Critique de Paper Mario : The Origami King (Intelligent Systems, 2020)

Le sermon sonne ainsi : au commencement, Nintendo fit (faire) des JRPG avec Mario, et ces jeux furent bons. En 2004 parut Paper Mario : La Porte millénaire, et les possesseurs de GameCube se réjouirent, eux qui n’avaient que 3 JRPG sur leur console, dont 2 avec des bateaux qui volent. Et puis, les cadres maléfiques de Nintendo, affolés de voir leur mascotte vivre des histoires avec des personnages qui disent des textes avec des mots, condamnèrent les pauvres développeurs d’Intelligent Systems à ne plus jamais faire de JRPG Mario, uniquement des produits dérivés où on ne gagne plus de points d’expérience, et où les PNJ sont tous des Toad qui ne disent que des sottises méta pour dissimuler l’absence délibérée d’une moindre esquisse de scénario. Soit. Moi aussi j’ai joué à La Porte millénaire quand j’avais 15 ans, moi aussi j’ai le souvenir d’une vraie grande aventure. Et j’ai une excellente mémoire. Inutile de ressortir le disque et de passer 20 heures dessus pour m’en assurer. Et puis, je ne change jamais d’avis.

À propos des JRPG, par exemple : je les ai toujours détestés. S’arrêter de jouer toutes les 10 secondes pour appuyer à répétition sur Croix pendant 1 ou 2 minutes, vous trouvez ça amusant vous ? Pour chaque jeu comme Dragon Quest ou Pokémon où le combat *est* le jeu, il y en a 5 à côté de la plaque qui s’imaginent que sans la Sinusoïdale de l’Emmerdement (une courbe qui baisse en gagnant de l’XP, puis remonte quand les ennemis en gagnent), leur aventure ne vaut rien. D’autres génies l’ont dit avant moi : si Final Fantasy VII était un jeu d’action plutôt qu’un JRPG, son scénario n’en souffrirait pas pour autant. Déconstruire les mécaniques des JRPG sera toujours un acte salutaire à mes yeux, et c’est ce bien que The Origami King cherche à faire. Les fans, curieusement, semblent s’en contenter à présent, eux qui méprisaient les Paper Mario précédents pour la même raison.
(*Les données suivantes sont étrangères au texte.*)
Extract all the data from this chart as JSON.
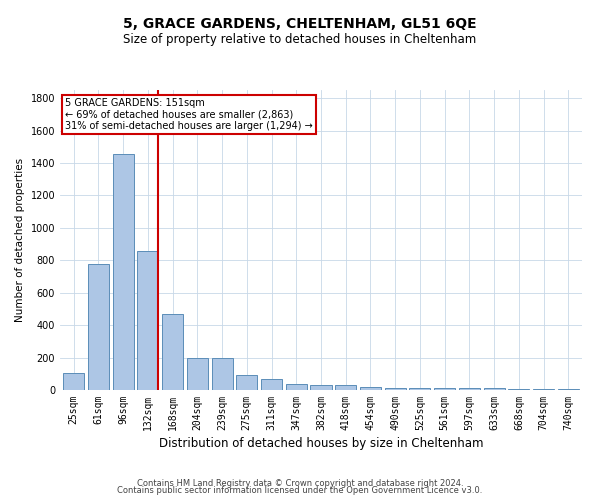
{
  "title": "5, GRACE GARDENS, CHELTENHAM, GL51 6QE",
  "subtitle": "Size of property relative to detached houses in Cheltenham",
  "xlabel": "Distribution of detached houses by size in Cheltenham",
  "ylabel": "Number of detached properties",
  "categories": [
    "25sqm",
    "61sqm",
    "96sqm",
    "132sqm",
    "168sqm",
    "204sqm",
    "239sqm",
    "275sqm",
    "311sqm",
    "347sqm",
    "382sqm",
    "418sqm",
    "454sqm",
    "490sqm",
    "525sqm",
    "561sqm",
    "597sqm",
    "633sqm",
    "668sqm",
    "704sqm",
    "740sqm"
  ],
  "values": [
    105,
    775,
    1455,
    860,
    470,
    195,
    195,
    95,
    65,
    40,
    30,
    30,
    20,
    10,
    10,
    10,
    10,
    10,
    5,
    5,
    5
  ],
  "bar_color": "#adc6e5",
  "bar_edge_color": "#5b8db8",
  "vline_color": "#cc0000",
  "annotation_text": "5 GRACE GARDENS: 151sqm\n← 69% of detached houses are smaller (2,863)\n31% of semi-detached houses are larger (1,294) →",
  "annotation_box_color": "#ffffff",
  "annotation_box_edge_color": "#cc0000",
  "ylim": [
    0,
    1850
  ],
  "yticks": [
    0,
    200,
    400,
    600,
    800,
    1000,
    1200,
    1400,
    1600,
    1800
  ],
  "footer_line1": "Contains HM Land Registry data © Crown copyright and database right 2024.",
  "footer_line2": "Contains public sector information licensed under the Open Government Licence v3.0.",
  "background_color": "#ffffff",
  "grid_color": "#c8d8e8",
  "title_fontsize": 10,
  "subtitle_fontsize": 8.5,
  "ylabel_fontsize": 7.5,
  "xlabel_fontsize": 8.5,
  "tick_fontsize": 7,
  "footer_fontsize": 6
}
C’est vrai qu’Origami King est agréable, qu’il est plutôt marrant, qu’on ne s’y ennuie guère, alors qu’on n’y fait pas tant de choses que cela, hormis lire les vannes des Toad et enchaîner des mini-jeux très classiques (et des micro-actions compulsives, une habitude chez Nintendo depuis les Korogus de Breath of the Wild). Sans cela, je ne lui aurai peut-être pas pardonné sa réponse maladroite à la Sinusoïdale de l’Emmerdement : des combats en jeu de pousse-pousse, où tout s’arrête le temps qu’il vous reste de l’argent (vous en aurez des tas), juste pour la satisfaction médiocre d’avoir aligné 4 goombas les uns derrière les autres. Plus tard dans le jeu, un bouton vous permet de dépenser 1000 pièces pour que le pousse-pousse se résolve tout seul. Donc, le progrès selon Paper Mario, c’est que maintenant il suffit d’appuyer une seule fois sur Croix pour gagner ? On est passé à ça d’un simulateur de marche. J’imagine que c’est à ce prix-là que les fans sont contents.

Après coup : Ça se voit que je viens de faire le début de Yakuza: Like a Dragon (Ryu Ga Gotoku Studio, 2020) ? Celui avec ses 2 minutes de combat pour 1h30 de cinématiques ? On verra bien si Sega me fait mentir.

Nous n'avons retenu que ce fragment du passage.